In today’s rapidly changing work environment, it is important to seek ways to diversify your income. The typical corporate job has a very short life span, on average two to four years. You should always have at least one alternative source of income such as consulting, teaching a course one night a week or representing a product or service. Ultimately, it’s advisable to convert to a “portfolio career” using your core skills and experience over multiple streams of income. Consider consulting as your base work, perhaps as a part-time CFO, CMO or CTO serving several clients, and supplemented by teaching or owning a small franchise that spins off $50K or $60K annually which could be overseen by a spouse or employee. I have several clients who have purchased franchises that produce passive income. In my work with executives in transition over the past 25 years I have seen many examples of clients either consulting or choosing some of the following:

  • Buy and own a small franchise or business
  • Teach a course one or two nights a week
  • Paid work as a corporate board member
  • Write articles, a blog or even a book
  • Play an instrument two nights a week
  • Become a sales rep for a line of products or a service for which they have a passion
  • Join a network marketing group
  • Build or repair items such as in computers, furniture, crafts or autos
  • Work as an artist, painter or sculptor

The possibilities are endless! I have several pages of examples I share with my network of executives. I have been spreading the following message for many years: You are the Enterprise.

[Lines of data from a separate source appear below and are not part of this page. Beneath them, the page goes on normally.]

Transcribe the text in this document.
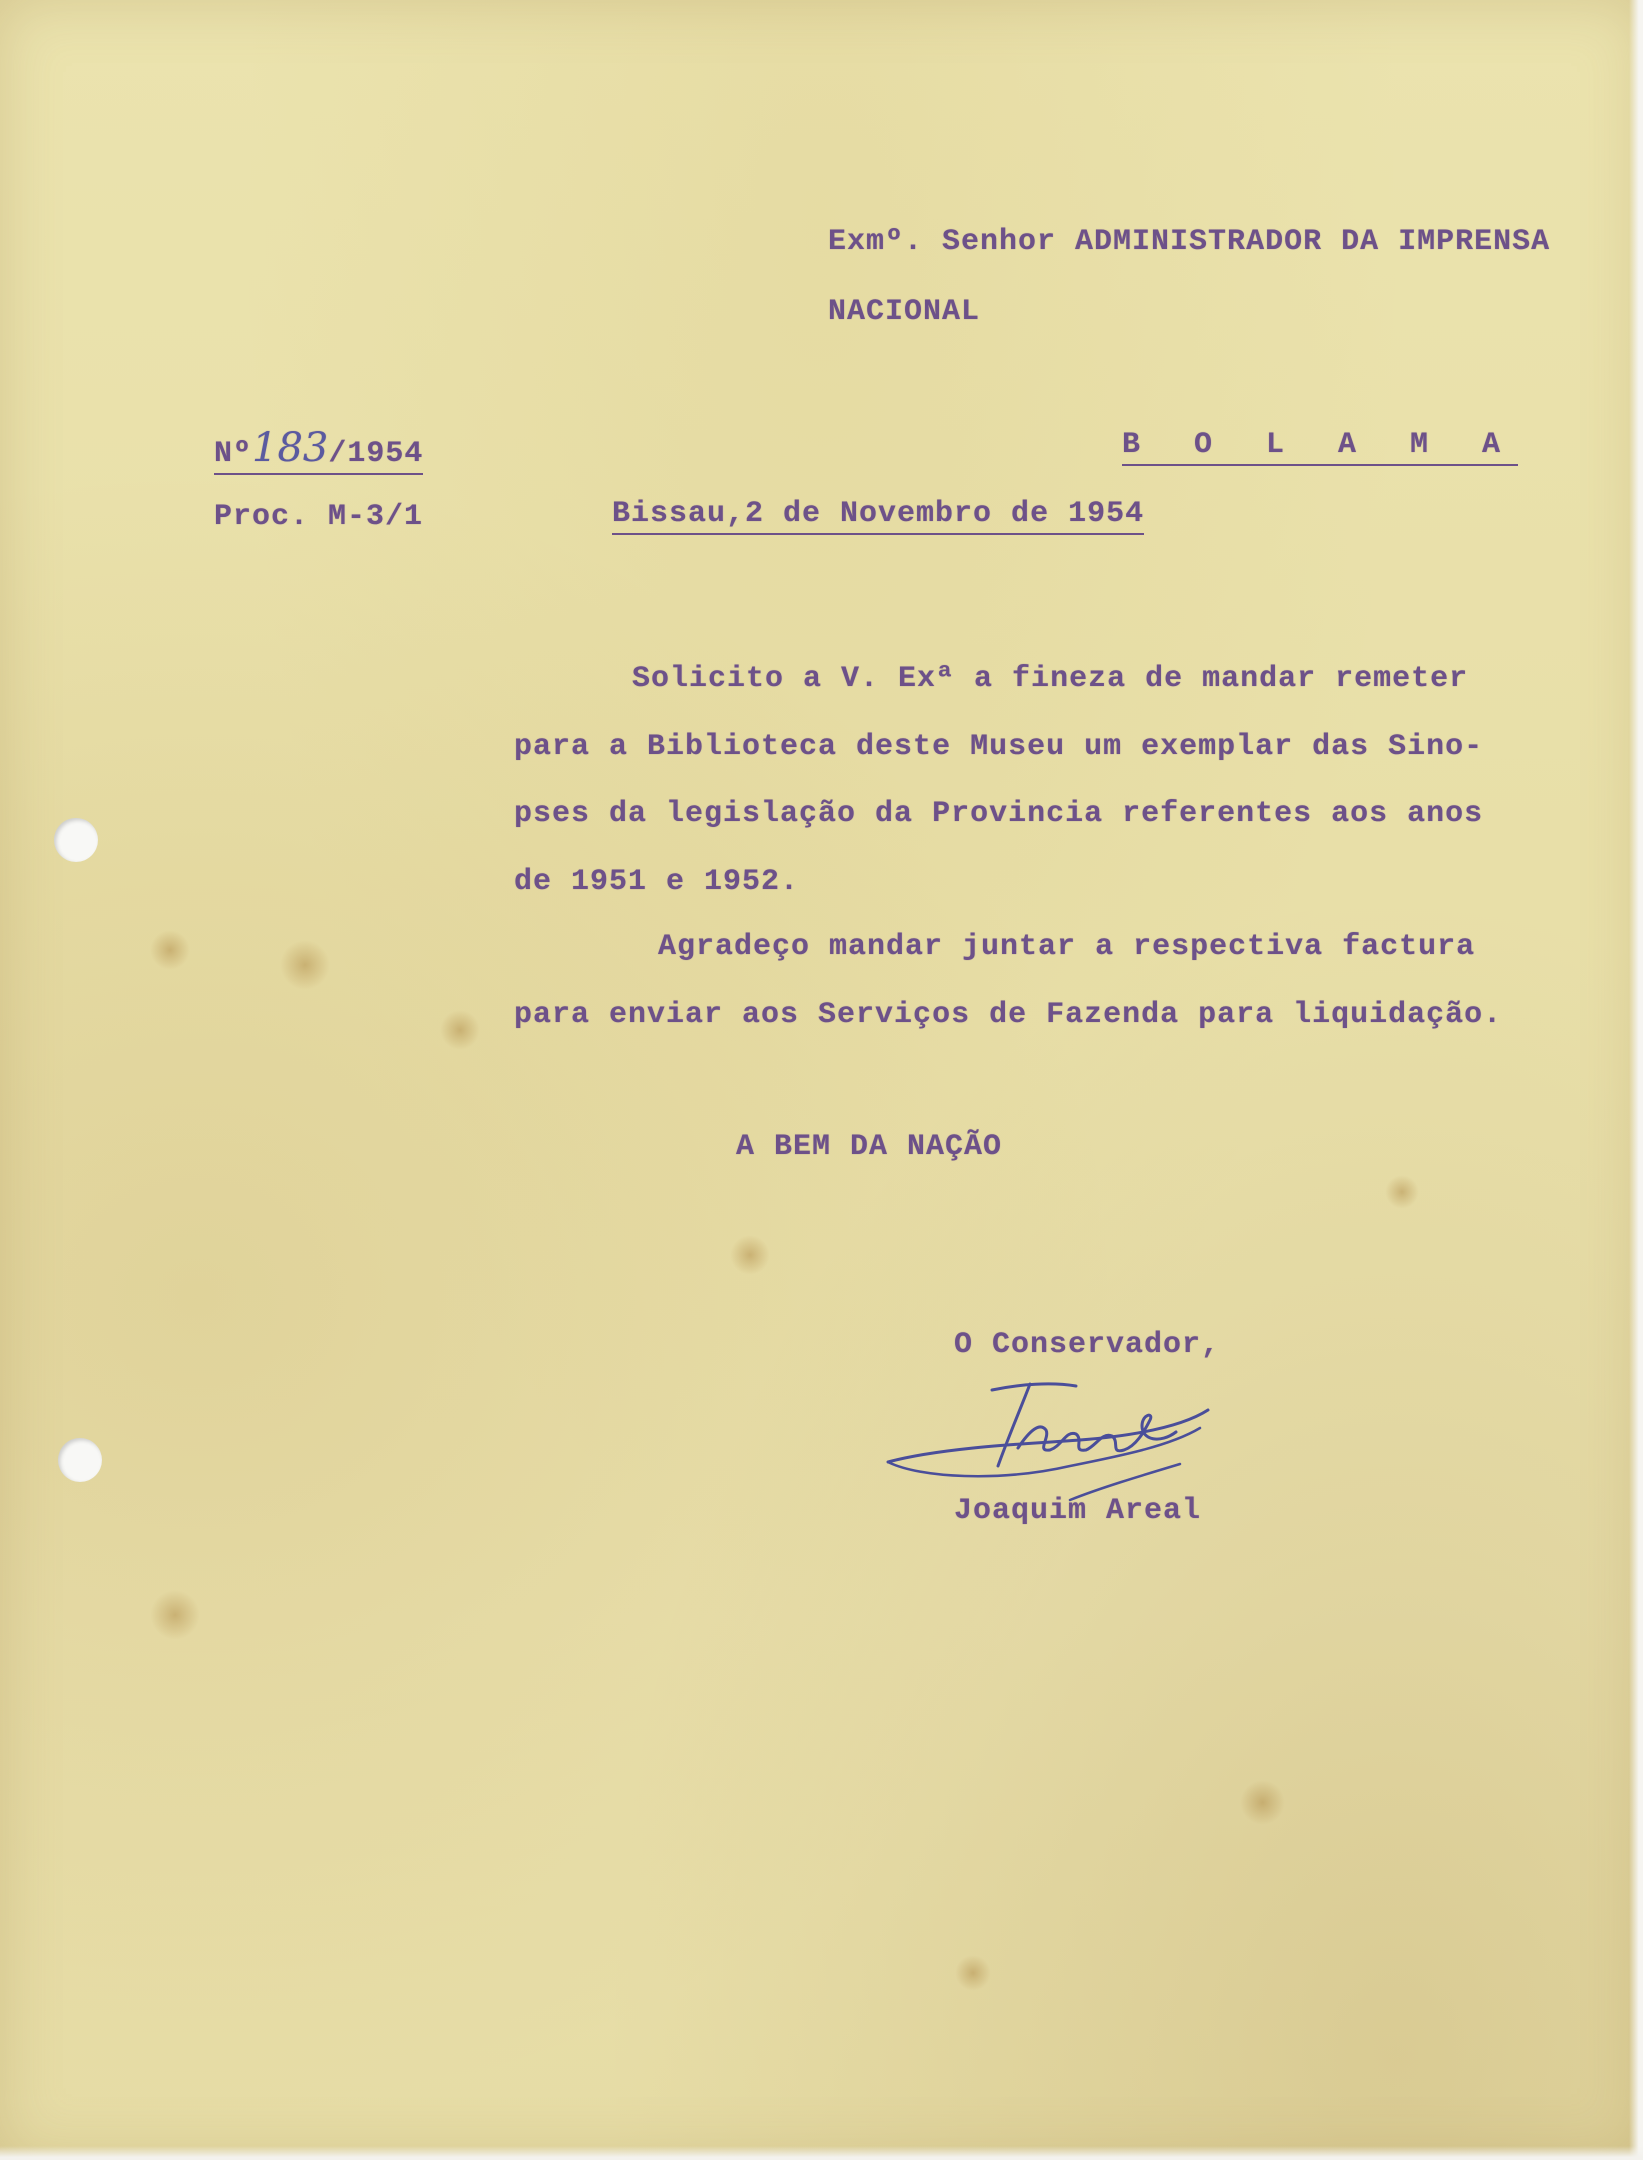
Exmº. Senhor ADMINISTRADOR DA IMPRENSA
NACIONAL
Nº183/1954	B O L A M A
Proc. M-3/1	Bissau,2 de Novembro de 1954
Solicito a V. Exª a fineza de mandar remeter
para a Biblioteca deste Museu um exemplar das Sino-
pses da legislação da Provincia referentes aos anos
de 1951 e 1952.
Agradeço mandar juntar a respectiva factura
para enviar aos Serviços de Fazenda para liquidação.
A BEM DA NAÇÃO
O Conservador,
Joaquim Areal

Often the first “ah-ha” to getting a shot at income other than your traditional job is teaching a course one or two nights a week. This is usually the beginning of the realization that there are ways to earn money outside of your regular work.


It is estimated that about 20 percent of the professional workforce is working in the “gig economy” and outside of traditional work. Another contributing factor here is the rapid erosion of even professional work by machines using artificial intelligence (AI). There just will not be as many full-time, secure jobs in the future.

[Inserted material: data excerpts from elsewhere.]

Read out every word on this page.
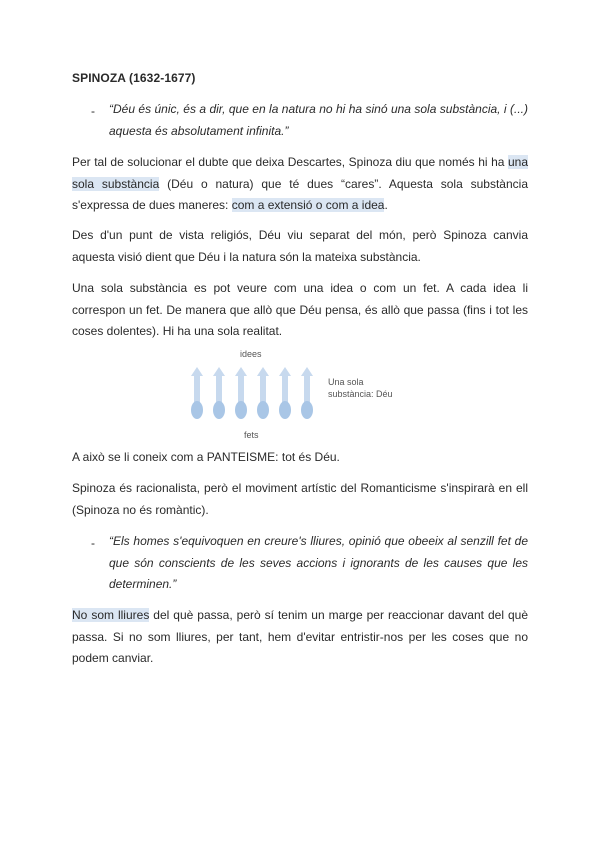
SPINOZA (1632-1677)
- “Déu és únic, és a dir, que en la natura no hi ha sinó una sola substància, i (...) aquesta és absolutament infinita.”
Per tal de solucionar el dubte que deixa Descartes, Spinoza diu que només hi ha una sola substància (Déu o natura) que té dues “cares”. Aquesta sola substància s'expressa de dues maneres: com a extensió o com a idea.
Des d'un punt de vista religiós, Déu viu separat del món, però Spinoza canvia aquesta visió dient que Déu i la natura són la mateixa substància.
Una sola substància es pot veure com una idea o com un fet. A cada idea li correspon un fet. De manera que allò que Déu pensa, és allò que passa (fins i tot les coses dolentes). Hi ha una sola realitat.
idees
Una sola
substància: Déu
fets
A això se li coneix com a PANTEISME: tot és Déu.
Spinoza és racionalista, però el moviment artístic del Romanticisme s'inspirarà en ell (Spinoza no és romàntic).
- “Els homes s'equivoquen en creure's lliures, opinió que obeeix al senzill fet de que són conscients de les seves accions i ignorants de les causes que les determinen.”
No som lliures del què passa, però sí tenim un marge per reaccionar davant del què passa. Si no som lliures, per tant, hem d'evitar entristir-nos per les coses que no podem canviar.
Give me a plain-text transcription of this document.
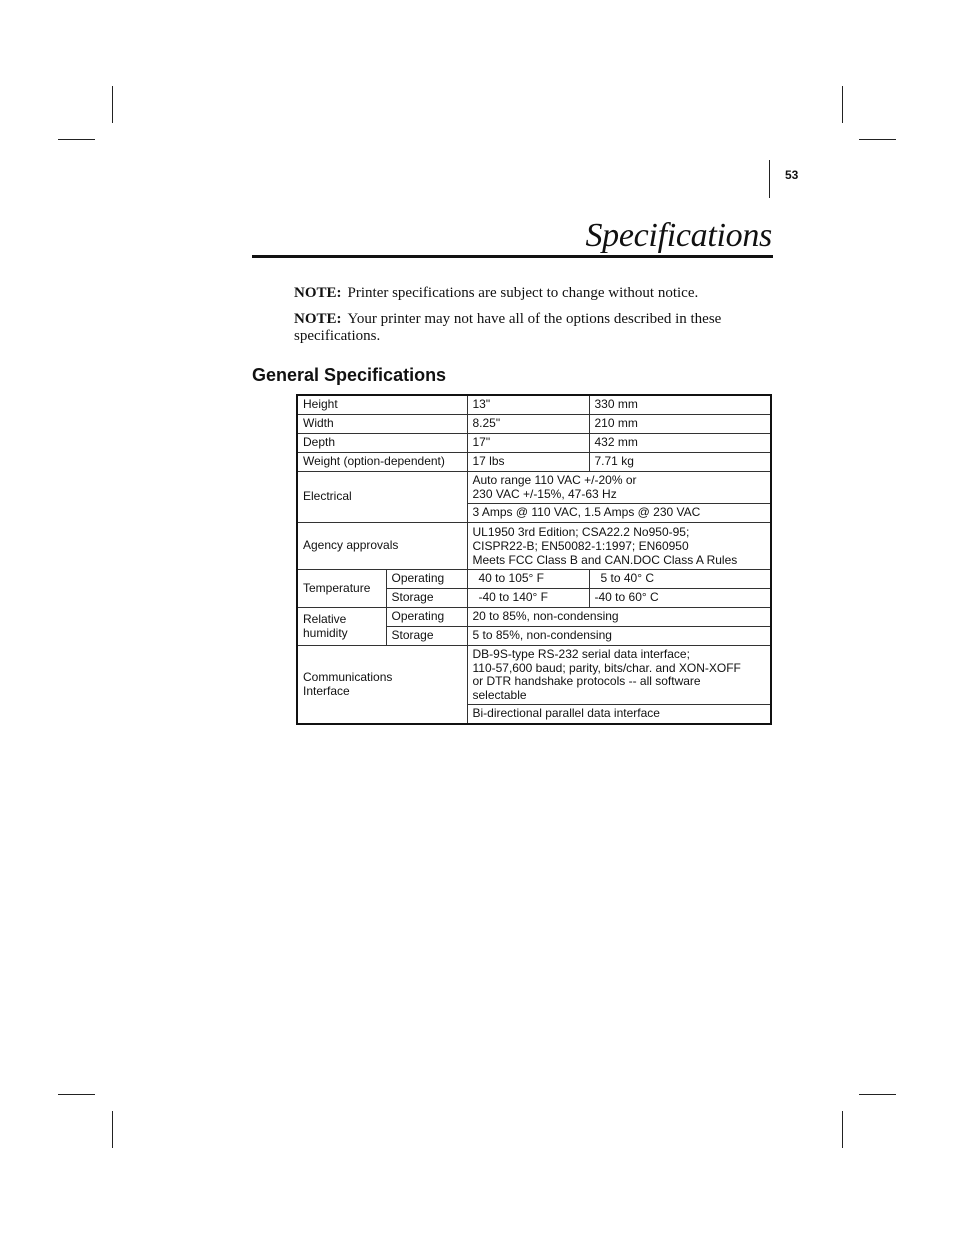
53
Specifications
NOTE: Printer specifications are subject to change without notice.
NOTE: Your printer may not have all of the options described in these specifications.
General Specifications
Height		13"	330 mm
Width		8.25"	210 mm
Depth		17"	432 mm
Weight (option-dependent)		17 lbs	7.71 kg
Electrical		Auto range 110 VAC +/-20% or
230 VAC +/-15%, 47-63 Hz	
		3 Amps @ 110 VAC, 1.5 Amps @ 230 VAC	
Agency approvals		UL1950 3rd Edition; CSA22.2 No950-95;
CISPR22-B; EN50082-1:1997; EN60950
Meets FCC Class B and CAN.DOC Class A Rules	
Temperature	Operating	40 to 105° F	5 to 40° C
	Storage	-40 to 140° F	-40 to 60° C
Relative
humidity	Operating	20 to 85%, non-condensing	
	Storage	5 to 85%, non-condensing	
Communications
Interface		DB-9S-type RS-232 serial data interface;
110-57,600 baud; parity, bits/char. and XON-XOFF
or DTR handshake protocols -- all software
selectable	
		Bi-directional parallel data interface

The executives I have worked with and who are the most challenged going forward are the ones that have had a long and stable career; now out on the street at 62 without much of a network and no idea how to create a new one.

I tell my clients if you are around 60 years of age and are taking care of yourself with proper diet and exercise, you will have the opportunity to work at least part-time in something you love for another 30 years. Work and health go together, and it is important to stay in the game particularly for brain health. The basic principle of brain operation is that it improves – creates more cells – when stimulated; and declines without stimulation.

Once you reach 50+ years in your career it’s time to prepare for the future by getting off the corporate ladder and building out your portfolio. The latest books on fitness and health are all writing about the possibility of living a healthy life through 100 years of age. The sooner you transition to being a “free agent” the better you will be in the long run.